Koronavirüs (COVID-19) salgını, Türkiye’de yaklaşık 130 bin kişiye istihdam sağlayan, 2019 yılında 1 milyar 365 milyon dolarlık ihracat gerçekleştiren iş makinaları sektörünü de derinden etkiledi. Sektör, salgınının en çok etkilediği Uzakdoğu ve Avrupa bölgelerinden iş makinası üretimi için komponent ve yedek parça tedarikinde yaşanan zorluklar ve Avrupa Birliği başta olmak üzere dünyadaki tüm önemli pazarlardaki daralma sonucu oluşan stoklar nedeniyle sıkıntılı günler yaşıyor.

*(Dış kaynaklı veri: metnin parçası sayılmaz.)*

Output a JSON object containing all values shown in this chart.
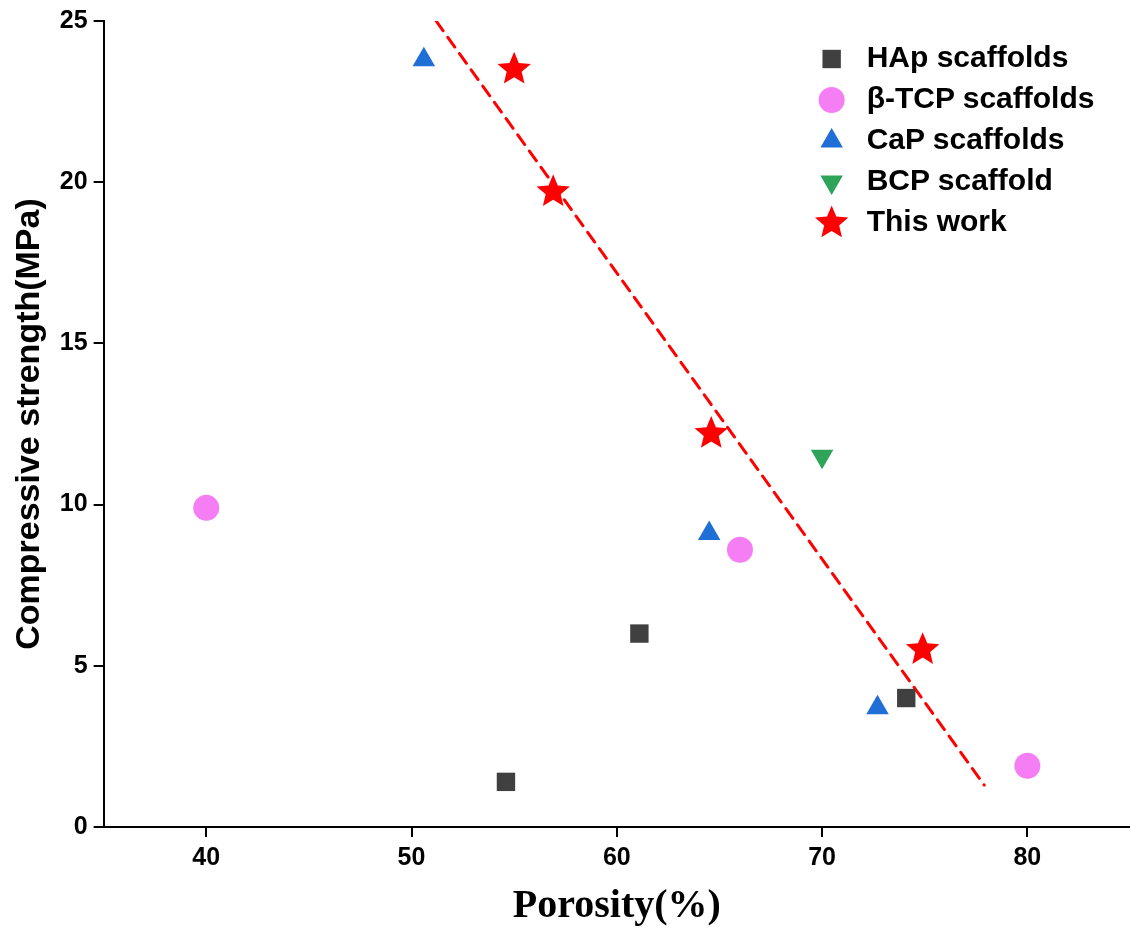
{
  "chart_data": {
    "type": "scatter",
    "xlabel": "Porosity(%)",
    "ylabel": "Compressive strength(MPa)",
    "xlim": [
      35,
      85
    ],
    "xticks": [
      40,
      50,
      60,
      70,
      80
    ],
    "ylim": [
      0,
      25
    ],
    "yticks": [
      0,
      5,
      10,
      15,
      20,
      25
    ],
    "grid": false,
    "legend": "top right",
    "series": [
      {
        "name": "HAp scaffolds",
        "color": "#404040",
        "marker": "square",
        "x": [
          54.6,
          61.1,
          74.1
        ],
        "values": [
          1.4,
          6.0,
          4.0
        ]
      },
      {
        "name": "β-TCP scaffolds",
        "color": "#f57ef5",
        "marker": "circle",
        "x": [
          40,
          66,
          80
        ],
        "values": [
          9.9,
          8.6,
          1.9
        ]
      },
      {
        "name": "CaP scaffolds",
        "color": "#1f6fd6",
        "marker": "triangle",
        "x": [
          50.6,
          64.5,
          72.7
        ],
        "values": [
          23.8,
          9.1,
          3.7
        ]
      },
      {
        "name": "BCP scaffold",
        "color": "#2ea35a",
        "marker": "triangle-down",
        "x": [
          70
        ],
        "values": [
          11.5
        ]
      },
      {
        "name": "This work",
        "color": "#ff0000",
        "marker": "star",
        "x": [
          55,
          56.9,
          64.6,
          74.9
        ],
        "values": [
          23.5,
          19.7,
          12.2,
          5.5
        ]
      },
      {
        "type": "line",
        "color": "#ff0000",
        "marker": "none",
        "line_style": "dashed",
        "x": [
          51.2,
          77.9
        ],
        "values": [
          25,
          1.3
        ]
      }
    ]
  }
}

Türkiye İş Makinaları Distribütörleri ve İmalatçıları Birliği (İMDER), salgın ortamının yarattığı belirsizlik nedeniyle iş makinaları sektörünün ekonomik önlem paketinde yer alan sektörler arasına alınmasını talep ettiklerini açıkladı. İMDER Yönetim Kurulu Başkanı Merih Özgen, tüm dünyanın daha önce görmediği bir salgınla karşı karşıya kaldığını belirterek, “Tarihsel bir krize tanıklık ediyoruz. Koronavirüs her şeyi değiştiriyor. Sağlıklı günlere, sağlıklı bir ekonomiye kavuşmayı bekliyoruz. Bugünlerin ardından yeni bir dünya düzeni kurulacak gibi gözüküyor. Dünyayı ve ülkemizi derinden etkileyen bu zor dönemleri dayanışma ile aşmamız gerektiğinin farkındayız. Ancak bu belirsizlik ortamı bizi de derinden etkiledi. Yaklaşık 130 bin kişiye istihdam sağlayan iş ve inşaat makinaları sektörü Türkiye ekonomisinde edindiği yeri ile öne çıkan sektörler arasında yer alıyor. Ana ihraç pazarlarımızın salgından çok etkilenmesi ve bu ülkelerdeki talebin düşmesi hatta sıfırlanma noktasına gelmesi sektörün ayakta kalabilmesi için tehdit unsuru oluşturuyor. Hem üretim yapan üyelerimizin hem de ticaret yapan üyelerimizin bu dönemden en az zararla ayrılması, üretim potansiyelini kaybetmemesi için Sayın Cumhurbaşkanımız tarafından yayınlanan önlem paketinde yer almayı talep ediyoruz ”dedi.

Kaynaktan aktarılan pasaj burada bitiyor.